This Pineapple Juice Cake is a moist, tender, and incredibly flavorful dessert that’s perfect for any occasion. With a soft crumb infused with sweet pineapple flavor and a rich, buttery glaze that soaks into every bite, this Bundt cake is sure to become a family favorite.


Why You’ll Love This Recipe:

  • Moist & Flavorful: Pineapple juice adds natural sweetness and keeps the cake incredibly moist.
  • Easy to Make: Made with simple pantry ingredients—no fancy tools or techniques required.
  • Gorgeously Glazed: The warm glaze soaks into the cake, enhancing both flavor and texture.

Ingredients (Makes 1 Bundt Cake):

For the Cake:

  • 1 box (15.25 oz) yellow or buttercream cake mix (Betty Crocker or Pillsbury recommended)
  • ¾ cup vegetable oil
  • ¾ cup pineapple juice
  • 4 large eggs

For the Glaze:

  • 2 cups powdered sugar
  • ¾ cup pineapple juice
  • 4 tablespoons (½ stick) unsalted butter

Instructions:

Step 1: Preheat and Prepare Pan

Preheat your oven to 325°F (163°C) .
Grease a 10–12 cup Bundt pan thoroughly with non-stick baking spray and dust it lightly with flour. Tap out any excess flour.


Step 2: Mix the Batter

In a large mixing bowl, combine the cake mix , vegetable oil , pineapple juice , and eggs .
Using an electric mixer, beat on medium speed for about 2 minutes , until the batter is smooth and well blended.


Step 3: Bake the Cake

Pour the batter into the prepared Bundt pan, spreading it evenly.
Bake for 30 minutes , or until the cake begins to pull away from the sides of the pan and a toothpick inserted into the center comes out clean.

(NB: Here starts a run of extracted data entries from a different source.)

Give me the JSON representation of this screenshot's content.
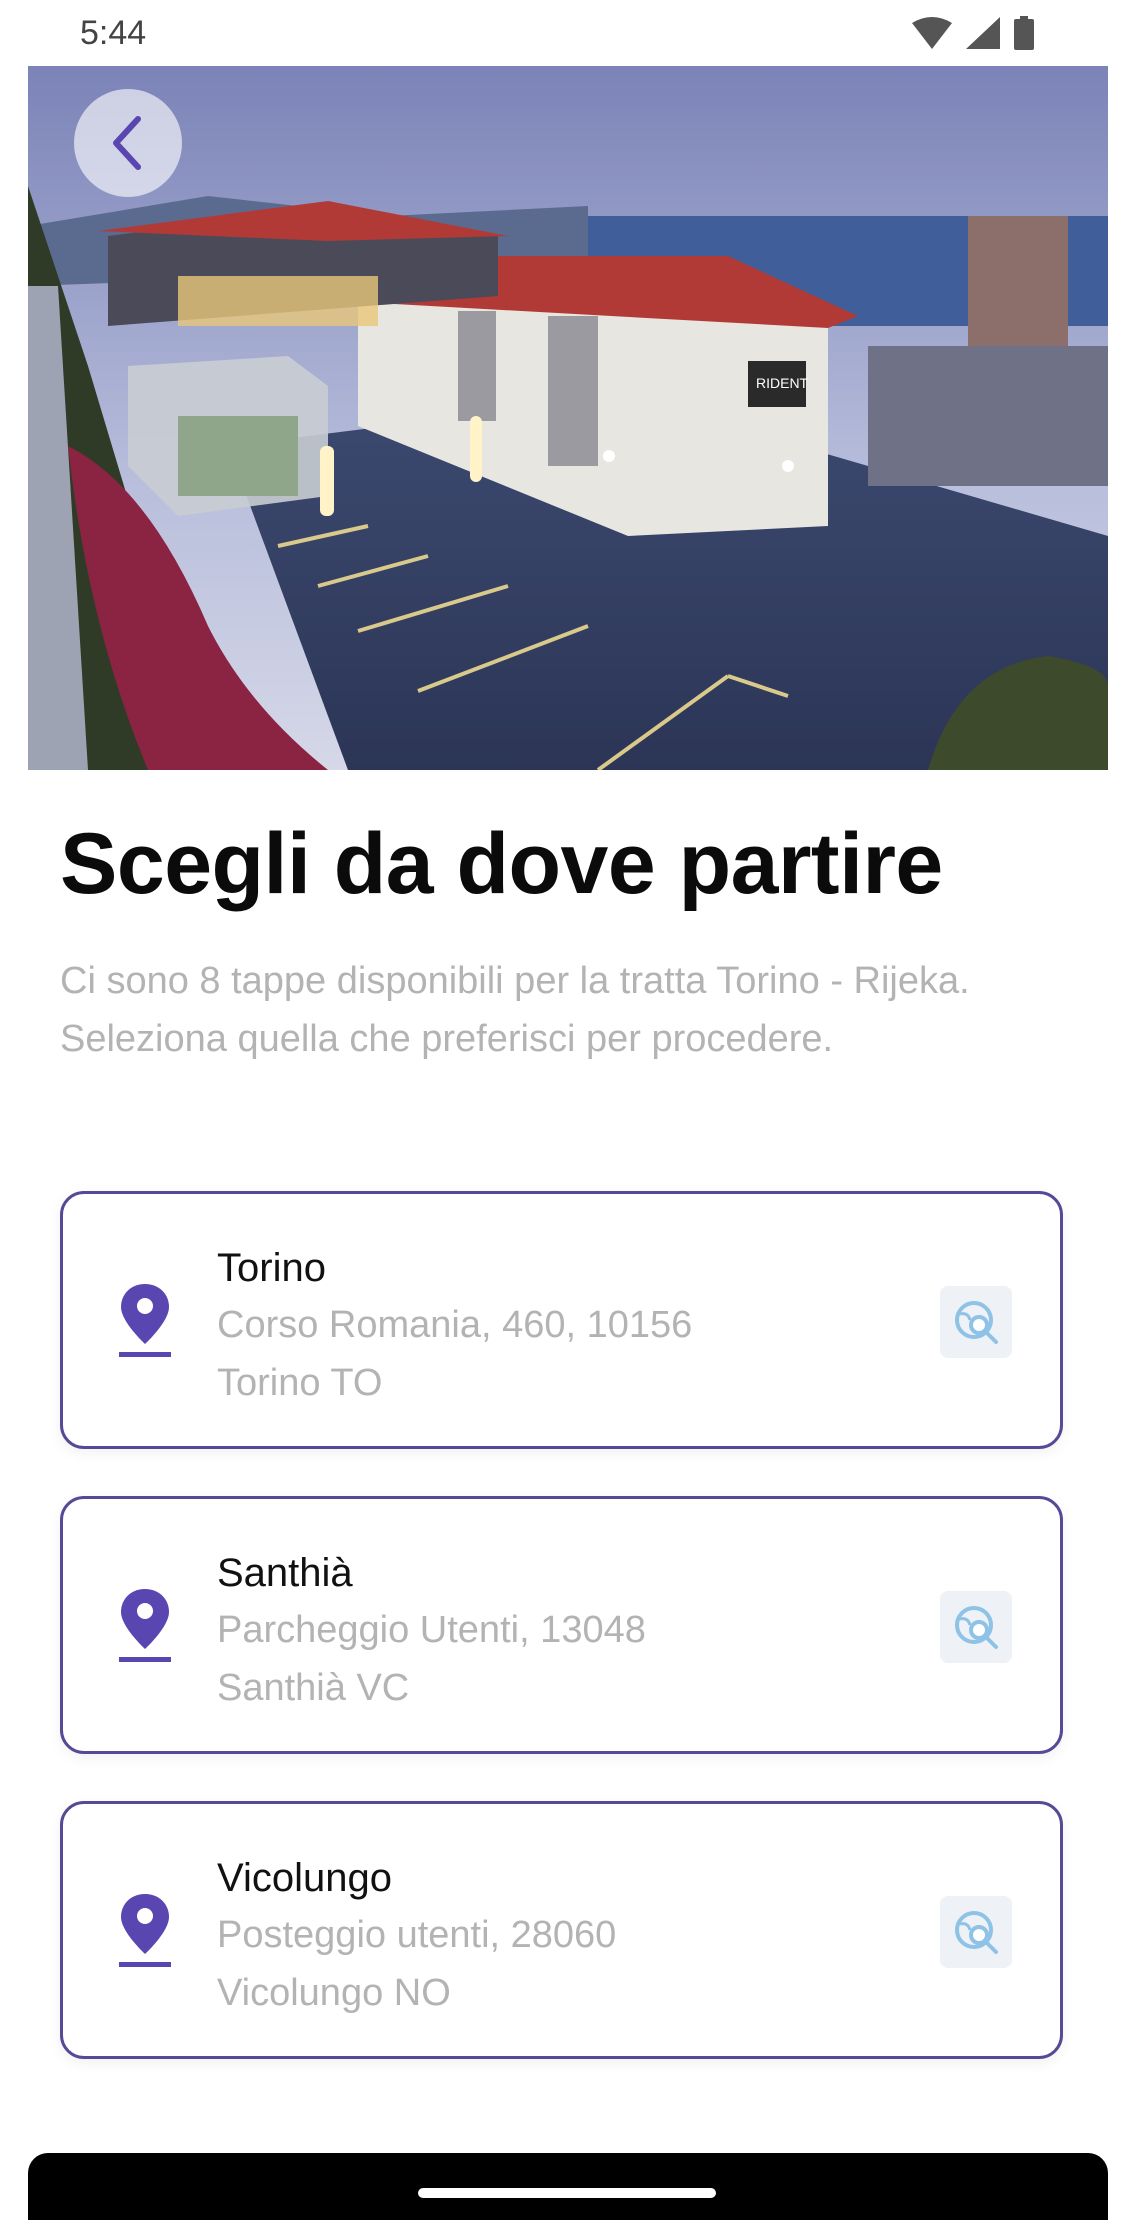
{
  "status_bar": {
    "time": "5:44",
    "icons": [
      "wifi-icon",
      "signal-icon",
      "battery-icon"
    ]
  },
  "header": {
    "back_icon": "chevron-left-icon"
  },
  "hero_image": {
    "sign_text": "RIDENT"
  },
  "page": {
    "title": "Scegli da dove partire",
    "subtitle": "Ci sono 8 tappe disponibili per la tratta Torino - Rijeka. Seleziona quella che preferisci per procedere."
  },
  "stops": [
    {
      "name": "Torino",
      "address": "Corso Romania, 460, 10156 Torino TO"
    },
    {
      "name": "Santhià",
      "address": "Parcheggio Utenti, 13048 Santhià VC"
    },
    {
      "name": "Vicolungo",
      "address": "Posteggio utenti, 28060 Vicolungo NO"
    }
  ],
  "colors": {
    "accent": "#5a46b0",
    "card_border": "#544a96",
    "map_icon": "#8ec2e6",
    "muted_text": "#b3b3b3"
  }
}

Step 4: Cool and Prepare Glaze

Let the cake cool in the pan for 10 minutes while you prepare the glaze.

In a small saucepan, combine the powdered sugar , pineapple juice , and butter .
Cook over medium-low heat , stirring constantly, just until the butter melts and the mixture becomes smooth and pourable.


Step 5: Poke and Glaze the Cake

After the cake has cooled slightly, use a toothpick or skewer to poke several holes all over the top—this helps the glaze soak in.

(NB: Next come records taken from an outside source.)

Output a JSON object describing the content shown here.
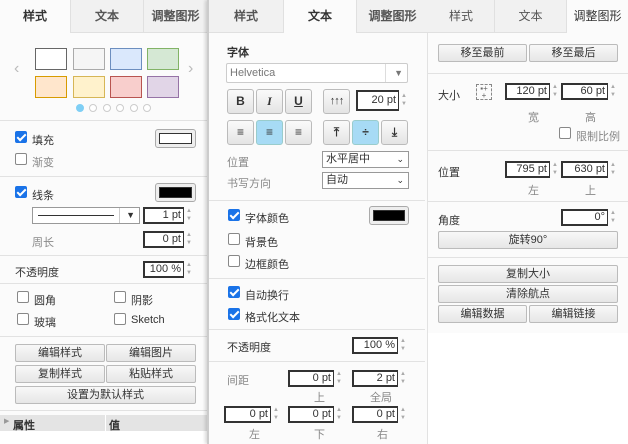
{
  "tabs": {
    "style": "样式",
    "text": "文本",
    "arrange": "调整图形"
  },
  "style_panel": {
    "swatches": [
      {
        "fill": "#ffffff",
        "stroke": "#666666"
      },
      {
        "fill": "#f5f5f5",
        "stroke": "#aaaaaa"
      },
      {
        "fill": "#dae8fc",
        "stroke": "#6c8ebf"
      },
      {
        "fill": "#d5e8d4",
        "stroke": "#82b366"
      },
      {
        "fill": "#ffe6cc",
        "stroke": "#d79b00"
      },
      {
        "fill": "#fff2cc",
        "stroke": "#d6b656"
      },
      {
        "fill": "#f8cecc",
        "stroke": "#b85450"
      },
      {
        "fill": "#e1d5e7",
        "stroke": "#9673a6"
      }
    ],
    "fill_label": "填充",
    "fill_color": "#ffffff",
    "gradient_label": "渐变",
    "line_label": "线条",
    "line_color": "#000000",
    "line_width": "1 pt",
    "perimeter_label": "周长",
    "perimeter_value": "0 pt",
    "opacity_label": "不透明度",
    "opacity_value": "100 %",
    "rounded_label": "圆角",
    "shadow_label": "阴影",
    "glass_label": "玻璃",
    "sketch_label": "Sketch",
    "edit_style": "编辑样式",
    "edit_image": "编辑图片",
    "copy_style": "复制样式",
    "paste_style": "粘贴样式",
    "set_default": "设置为默认样式",
    "prop_header": "属性",
    "value_header": "值"
  },
  "text_panel": {
    "font_label": "字体",
    "font_value": "Helvetica",
    "bold": "B",
    "italic": "I",
    "underline": "U",
    "font_size": "20 pt",
    "position_label": "位置",
    "position_value": "水平居中",
    "direction_label": "书写方向",
    "direction_value": "自动",
    "font_color_label": "字体颜色",
    "font_color": "#000000",
    "bg_color_label": "背景色",
    "border_color_label": "边框颜色",
    "word_wrap_label": "自动换行",
    "formatted_text_label": "格式化文本",
    "opacity_label": "不透明度",
    "opacity_value": "100 %",
    "spacing_label": "间距",
    "top_value": "0 pt",
    "top_label": "上",
    "global_value": "2 pt",
    "global_label": "全局",
    "left_value": "0 pt",
    "left_label": "左",
    "bottom_value": "0 pt",
    "bottom_label": "下",
    "right_value": "0 pt",
    "right_label": "右"
  },
  "arrange_panel": {
    "to_front": "移至最前",
    "to_back": "移至最后",
    "size_label": "大小",
    "width_value": "120 pt",
    "width_label": "宽",
    "height_value": "60 pt",
    "height_label": "高",
    "constrain_label": "限制比例",
    "position_label": "位置",
    "left_value": "795 pt",
    "left_label": "左",
    "top_value": "630 pt",
    "top_label": "上",
    "angle_label": "角度",
    "angle_value": "0°",
    "rotate": "旋转90°",
    "copy_size": "复制大小",
    "clear_waypoints": "清除航点",
    "edit_data": "编辑数据",
    "edit_link": "编辑链接"
  }
}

While the cake is still in the pan, pour the warm glaze evenly over the top . It may look like a lot, but keep pouring—it will absorb beautifully.


Step 6: Finish Cooling and Invert

Let the cake sit for another 15–20 minutes , allowing most of the glaze to soak in.

Carefully run a knife around the edges of the pan to loosen the cake. Place a serving plate upside down over the pan, then carefully flip and lift off the pan.


Tips for Success:

  • Use Room Temperature Ingredients: For best results, bring the eggs and pineapple juice to room temperature before mixing.
  • Don’t Rush the Glaze: Letting the cake rest after adding the glaze ensures maximum absorption.
  • Storage: Store leftovers in an airtight container at room temperature for up to 3 days or in the fridge for up to 5 days.

Nutritional Information (per slice, approx. 12 servings):

  • Calories: ~350 kcal
  • Protein: ~3g
  • Carbohydrates: ~50g
  • Fat: ~15g
  • Sugar: ~35g

This Pineapple Juice Cake is a deliciously moist and tropical twist on classic Bundt cakes. Whether you’re making it for a special occasion, a potluck, or just because, this cake delivers big flavor with minimal effort.

Treat yourself (or someone special) to a slice of sunshine today!